OK, that sounds rather strange coming from a middle-aged woman, but in a way, it's true, and here's why. When I listen to the David Crowder Band's most recent album, A Collision, I am in awe of the way he has blended different musical styles into one coherent whole. Instead of being locked into one musical style, he has borrowed and adapted from a whole range that includes blue grass, rock, a bit of ska and some techno-pop. And it's not just a mish-mash of styles; the style of each song is an integral part of the song itself. I can't imagine a song like "Foreverandever Etc." in any style other than sort of a ska/punk fusion. And "I Saw the Light" could only be bluegrass. The whole album works as a unit that is greater than the sum of its parts. (It's a truly excellent album!)

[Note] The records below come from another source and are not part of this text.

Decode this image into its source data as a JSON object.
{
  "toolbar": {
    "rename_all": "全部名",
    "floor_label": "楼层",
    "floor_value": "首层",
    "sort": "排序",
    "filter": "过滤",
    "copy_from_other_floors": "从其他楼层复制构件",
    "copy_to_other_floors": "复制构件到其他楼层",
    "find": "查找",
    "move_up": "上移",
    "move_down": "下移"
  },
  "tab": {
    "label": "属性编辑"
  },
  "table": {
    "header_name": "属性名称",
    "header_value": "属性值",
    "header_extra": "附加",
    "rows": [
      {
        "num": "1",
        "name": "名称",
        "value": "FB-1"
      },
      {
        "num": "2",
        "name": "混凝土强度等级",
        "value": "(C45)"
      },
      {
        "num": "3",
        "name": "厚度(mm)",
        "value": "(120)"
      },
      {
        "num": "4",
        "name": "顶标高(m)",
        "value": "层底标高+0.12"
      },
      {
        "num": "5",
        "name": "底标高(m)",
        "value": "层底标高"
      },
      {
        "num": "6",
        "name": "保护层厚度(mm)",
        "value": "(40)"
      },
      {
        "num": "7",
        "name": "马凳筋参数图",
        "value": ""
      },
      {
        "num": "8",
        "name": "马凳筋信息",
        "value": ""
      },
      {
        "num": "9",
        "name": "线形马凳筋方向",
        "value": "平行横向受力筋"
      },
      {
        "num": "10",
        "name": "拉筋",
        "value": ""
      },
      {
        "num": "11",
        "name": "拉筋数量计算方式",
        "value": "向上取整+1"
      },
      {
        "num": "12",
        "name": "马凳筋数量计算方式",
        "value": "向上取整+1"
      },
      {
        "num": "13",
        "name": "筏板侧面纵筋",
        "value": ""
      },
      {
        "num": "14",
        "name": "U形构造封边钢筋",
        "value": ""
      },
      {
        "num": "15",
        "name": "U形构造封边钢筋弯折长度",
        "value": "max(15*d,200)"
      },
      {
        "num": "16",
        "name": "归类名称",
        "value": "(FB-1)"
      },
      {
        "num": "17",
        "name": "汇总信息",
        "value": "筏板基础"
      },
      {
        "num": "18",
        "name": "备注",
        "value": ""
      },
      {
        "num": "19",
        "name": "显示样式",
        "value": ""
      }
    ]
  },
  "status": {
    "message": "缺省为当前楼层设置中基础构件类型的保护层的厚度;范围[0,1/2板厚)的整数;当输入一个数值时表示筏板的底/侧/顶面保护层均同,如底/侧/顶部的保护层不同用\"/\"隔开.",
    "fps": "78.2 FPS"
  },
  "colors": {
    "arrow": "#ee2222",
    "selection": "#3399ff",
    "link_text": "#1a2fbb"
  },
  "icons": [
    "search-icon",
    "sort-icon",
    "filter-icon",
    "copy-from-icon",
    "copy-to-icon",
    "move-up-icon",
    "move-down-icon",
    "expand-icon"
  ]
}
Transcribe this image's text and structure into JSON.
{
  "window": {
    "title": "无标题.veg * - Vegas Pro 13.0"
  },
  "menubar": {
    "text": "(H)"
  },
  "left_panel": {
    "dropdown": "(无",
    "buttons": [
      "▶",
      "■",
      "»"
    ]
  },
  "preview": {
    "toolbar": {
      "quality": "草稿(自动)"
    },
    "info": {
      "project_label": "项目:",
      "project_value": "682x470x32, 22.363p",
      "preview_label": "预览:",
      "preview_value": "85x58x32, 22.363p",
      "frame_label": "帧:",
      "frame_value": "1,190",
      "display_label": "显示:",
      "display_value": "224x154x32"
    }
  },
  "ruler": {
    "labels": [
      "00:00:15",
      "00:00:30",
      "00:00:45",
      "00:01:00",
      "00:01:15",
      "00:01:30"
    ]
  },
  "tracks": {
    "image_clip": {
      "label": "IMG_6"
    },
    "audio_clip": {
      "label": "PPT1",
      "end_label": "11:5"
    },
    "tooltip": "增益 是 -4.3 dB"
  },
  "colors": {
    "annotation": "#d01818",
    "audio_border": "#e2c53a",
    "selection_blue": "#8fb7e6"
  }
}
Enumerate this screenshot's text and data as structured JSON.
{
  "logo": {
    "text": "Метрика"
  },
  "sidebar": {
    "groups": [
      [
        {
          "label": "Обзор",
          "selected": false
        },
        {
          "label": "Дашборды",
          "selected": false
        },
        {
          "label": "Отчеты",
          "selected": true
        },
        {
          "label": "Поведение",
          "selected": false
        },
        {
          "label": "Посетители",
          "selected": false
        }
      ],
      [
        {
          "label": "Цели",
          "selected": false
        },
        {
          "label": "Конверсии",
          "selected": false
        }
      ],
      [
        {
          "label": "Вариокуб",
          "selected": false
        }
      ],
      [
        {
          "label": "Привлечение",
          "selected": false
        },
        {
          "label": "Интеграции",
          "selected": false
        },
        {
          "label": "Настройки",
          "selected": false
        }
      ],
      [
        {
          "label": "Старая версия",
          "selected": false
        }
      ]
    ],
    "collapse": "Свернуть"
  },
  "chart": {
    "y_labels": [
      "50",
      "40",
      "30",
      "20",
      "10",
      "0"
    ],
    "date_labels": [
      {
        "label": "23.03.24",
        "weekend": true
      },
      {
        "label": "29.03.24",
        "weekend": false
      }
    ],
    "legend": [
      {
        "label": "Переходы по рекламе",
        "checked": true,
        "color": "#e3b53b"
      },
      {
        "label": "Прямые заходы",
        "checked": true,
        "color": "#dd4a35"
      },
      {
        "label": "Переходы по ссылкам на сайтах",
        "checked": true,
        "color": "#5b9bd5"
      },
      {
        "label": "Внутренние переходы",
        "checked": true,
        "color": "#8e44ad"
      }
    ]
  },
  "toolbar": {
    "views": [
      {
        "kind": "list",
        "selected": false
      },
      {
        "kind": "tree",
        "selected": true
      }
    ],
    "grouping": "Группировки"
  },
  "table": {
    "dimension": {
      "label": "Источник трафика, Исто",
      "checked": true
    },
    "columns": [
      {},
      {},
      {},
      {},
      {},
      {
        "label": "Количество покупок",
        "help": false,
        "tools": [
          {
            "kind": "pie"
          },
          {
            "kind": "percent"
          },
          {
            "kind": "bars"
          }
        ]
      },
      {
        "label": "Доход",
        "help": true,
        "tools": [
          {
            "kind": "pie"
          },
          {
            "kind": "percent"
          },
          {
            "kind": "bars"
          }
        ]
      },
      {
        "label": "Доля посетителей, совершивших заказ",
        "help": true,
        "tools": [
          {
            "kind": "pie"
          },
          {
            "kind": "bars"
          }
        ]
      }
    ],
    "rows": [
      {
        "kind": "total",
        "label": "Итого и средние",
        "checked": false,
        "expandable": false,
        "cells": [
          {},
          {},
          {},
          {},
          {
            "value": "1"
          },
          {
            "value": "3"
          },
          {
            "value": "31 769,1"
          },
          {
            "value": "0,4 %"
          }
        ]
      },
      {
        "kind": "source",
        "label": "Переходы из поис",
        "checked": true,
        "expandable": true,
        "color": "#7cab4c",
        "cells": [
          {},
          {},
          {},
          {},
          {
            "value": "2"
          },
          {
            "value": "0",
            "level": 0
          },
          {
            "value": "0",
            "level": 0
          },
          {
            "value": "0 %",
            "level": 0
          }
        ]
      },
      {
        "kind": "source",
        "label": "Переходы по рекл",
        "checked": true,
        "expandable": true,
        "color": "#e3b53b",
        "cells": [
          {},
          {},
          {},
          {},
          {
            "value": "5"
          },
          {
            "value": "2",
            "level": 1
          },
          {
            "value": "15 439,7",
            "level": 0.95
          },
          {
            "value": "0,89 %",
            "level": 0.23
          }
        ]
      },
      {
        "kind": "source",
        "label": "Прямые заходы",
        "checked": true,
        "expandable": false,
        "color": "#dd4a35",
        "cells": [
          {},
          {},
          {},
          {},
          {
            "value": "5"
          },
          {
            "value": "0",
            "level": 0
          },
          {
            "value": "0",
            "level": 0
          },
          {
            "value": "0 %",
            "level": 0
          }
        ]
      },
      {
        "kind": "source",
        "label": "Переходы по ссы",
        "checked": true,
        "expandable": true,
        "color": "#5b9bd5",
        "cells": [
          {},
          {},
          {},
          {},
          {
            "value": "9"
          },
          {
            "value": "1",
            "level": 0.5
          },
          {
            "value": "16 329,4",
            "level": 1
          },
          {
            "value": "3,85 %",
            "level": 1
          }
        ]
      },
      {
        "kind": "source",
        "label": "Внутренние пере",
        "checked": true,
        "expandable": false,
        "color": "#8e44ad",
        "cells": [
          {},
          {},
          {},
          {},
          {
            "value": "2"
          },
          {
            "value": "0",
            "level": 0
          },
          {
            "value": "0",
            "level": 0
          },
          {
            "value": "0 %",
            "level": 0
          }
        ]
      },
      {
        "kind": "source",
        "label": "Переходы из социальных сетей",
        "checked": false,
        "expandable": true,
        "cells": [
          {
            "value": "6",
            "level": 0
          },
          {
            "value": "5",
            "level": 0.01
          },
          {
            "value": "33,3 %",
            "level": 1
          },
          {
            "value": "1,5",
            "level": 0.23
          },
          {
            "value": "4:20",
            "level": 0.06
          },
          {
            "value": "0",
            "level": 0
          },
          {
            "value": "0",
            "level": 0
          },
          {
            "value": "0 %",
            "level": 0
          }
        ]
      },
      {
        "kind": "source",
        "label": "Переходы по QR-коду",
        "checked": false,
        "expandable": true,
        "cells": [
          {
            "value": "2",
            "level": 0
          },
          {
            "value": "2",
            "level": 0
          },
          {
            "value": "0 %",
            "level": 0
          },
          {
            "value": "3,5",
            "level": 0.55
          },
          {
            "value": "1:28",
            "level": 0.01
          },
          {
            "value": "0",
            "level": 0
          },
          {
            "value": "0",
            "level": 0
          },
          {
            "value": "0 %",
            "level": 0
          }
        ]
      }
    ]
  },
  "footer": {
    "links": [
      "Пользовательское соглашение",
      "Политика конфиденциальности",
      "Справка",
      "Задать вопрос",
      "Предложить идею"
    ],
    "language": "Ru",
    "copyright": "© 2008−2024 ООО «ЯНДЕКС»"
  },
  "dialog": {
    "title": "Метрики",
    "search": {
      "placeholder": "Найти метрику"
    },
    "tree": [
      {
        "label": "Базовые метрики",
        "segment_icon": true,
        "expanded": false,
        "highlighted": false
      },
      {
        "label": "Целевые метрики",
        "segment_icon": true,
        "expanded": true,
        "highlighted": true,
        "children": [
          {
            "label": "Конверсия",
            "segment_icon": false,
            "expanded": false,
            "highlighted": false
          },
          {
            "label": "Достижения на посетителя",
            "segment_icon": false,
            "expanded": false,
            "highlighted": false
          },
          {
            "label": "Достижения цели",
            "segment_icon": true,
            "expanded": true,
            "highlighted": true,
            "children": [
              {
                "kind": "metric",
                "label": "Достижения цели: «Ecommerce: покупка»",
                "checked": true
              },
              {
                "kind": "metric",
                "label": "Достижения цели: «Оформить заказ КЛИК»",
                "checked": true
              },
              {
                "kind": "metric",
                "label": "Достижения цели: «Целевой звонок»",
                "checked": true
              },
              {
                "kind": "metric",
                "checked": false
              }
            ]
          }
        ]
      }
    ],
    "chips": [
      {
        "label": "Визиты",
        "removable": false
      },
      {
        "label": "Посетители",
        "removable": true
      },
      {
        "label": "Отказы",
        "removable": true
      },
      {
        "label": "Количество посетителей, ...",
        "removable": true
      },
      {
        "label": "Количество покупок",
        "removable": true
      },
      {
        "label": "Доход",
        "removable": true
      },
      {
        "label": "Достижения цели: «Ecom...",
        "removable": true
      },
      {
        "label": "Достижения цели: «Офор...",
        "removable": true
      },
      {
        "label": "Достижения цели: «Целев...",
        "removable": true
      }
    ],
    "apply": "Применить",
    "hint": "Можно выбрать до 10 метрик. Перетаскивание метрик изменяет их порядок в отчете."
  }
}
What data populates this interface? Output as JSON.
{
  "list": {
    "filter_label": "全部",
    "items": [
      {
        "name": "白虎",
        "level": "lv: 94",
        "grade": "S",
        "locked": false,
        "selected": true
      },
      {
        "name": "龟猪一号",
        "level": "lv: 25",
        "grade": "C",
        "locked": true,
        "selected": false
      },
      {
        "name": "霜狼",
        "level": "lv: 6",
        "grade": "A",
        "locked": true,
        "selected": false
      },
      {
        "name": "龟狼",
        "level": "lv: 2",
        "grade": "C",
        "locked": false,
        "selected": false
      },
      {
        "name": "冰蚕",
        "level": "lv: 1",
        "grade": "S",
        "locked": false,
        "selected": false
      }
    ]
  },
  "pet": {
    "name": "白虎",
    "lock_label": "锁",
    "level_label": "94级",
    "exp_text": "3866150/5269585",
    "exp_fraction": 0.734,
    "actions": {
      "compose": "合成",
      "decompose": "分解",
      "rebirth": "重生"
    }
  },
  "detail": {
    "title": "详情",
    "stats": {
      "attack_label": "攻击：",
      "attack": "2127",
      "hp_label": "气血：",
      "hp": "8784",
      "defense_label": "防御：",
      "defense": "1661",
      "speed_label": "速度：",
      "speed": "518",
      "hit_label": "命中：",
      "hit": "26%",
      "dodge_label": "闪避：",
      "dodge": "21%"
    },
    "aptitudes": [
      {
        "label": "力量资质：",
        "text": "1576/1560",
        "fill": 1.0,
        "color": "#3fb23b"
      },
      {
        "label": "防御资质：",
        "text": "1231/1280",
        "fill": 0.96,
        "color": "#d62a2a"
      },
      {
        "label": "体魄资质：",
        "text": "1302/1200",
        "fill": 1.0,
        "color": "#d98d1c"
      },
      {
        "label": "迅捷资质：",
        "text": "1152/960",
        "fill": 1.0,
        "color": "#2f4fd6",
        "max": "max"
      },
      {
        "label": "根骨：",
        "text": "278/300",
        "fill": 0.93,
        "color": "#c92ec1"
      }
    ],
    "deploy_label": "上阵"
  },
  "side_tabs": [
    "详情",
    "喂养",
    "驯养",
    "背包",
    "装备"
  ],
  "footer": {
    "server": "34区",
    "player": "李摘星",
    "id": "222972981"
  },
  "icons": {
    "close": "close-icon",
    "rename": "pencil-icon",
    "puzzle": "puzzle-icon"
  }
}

What does that have to do with me, a middle-aged female writer? I want to resist pigeonholing. I want to be a writer -- I am a writer -- who writes a story in whatever way is best to tell that story. So some stories are cozy small-town mysteries but others are grittier crime stories, and some stories are not genre specific. Right now I'm working on a fantasy story for this contest. The story is called The Dragon in the Basement and it's fun to write.
But I am beginning to notice something about my stories. I tend to gravitate toward tales of outsiders (believe me, a guy with a dragon in his basement feels pretty much out of the mainstream). So I think there's a common thread or theme to my writing (in a general way).
I don't know if this is a viable option for someone who wants to be published. It seems that most writers become pretty firmly entrenched in a genre and don't break out of it until they become very famous and wealthy. But I think that I should tell a story the way it needs to be told, not mold it to fit some notion of what "type" of writer I am. Thus, I find David Crowder to be an inspiration.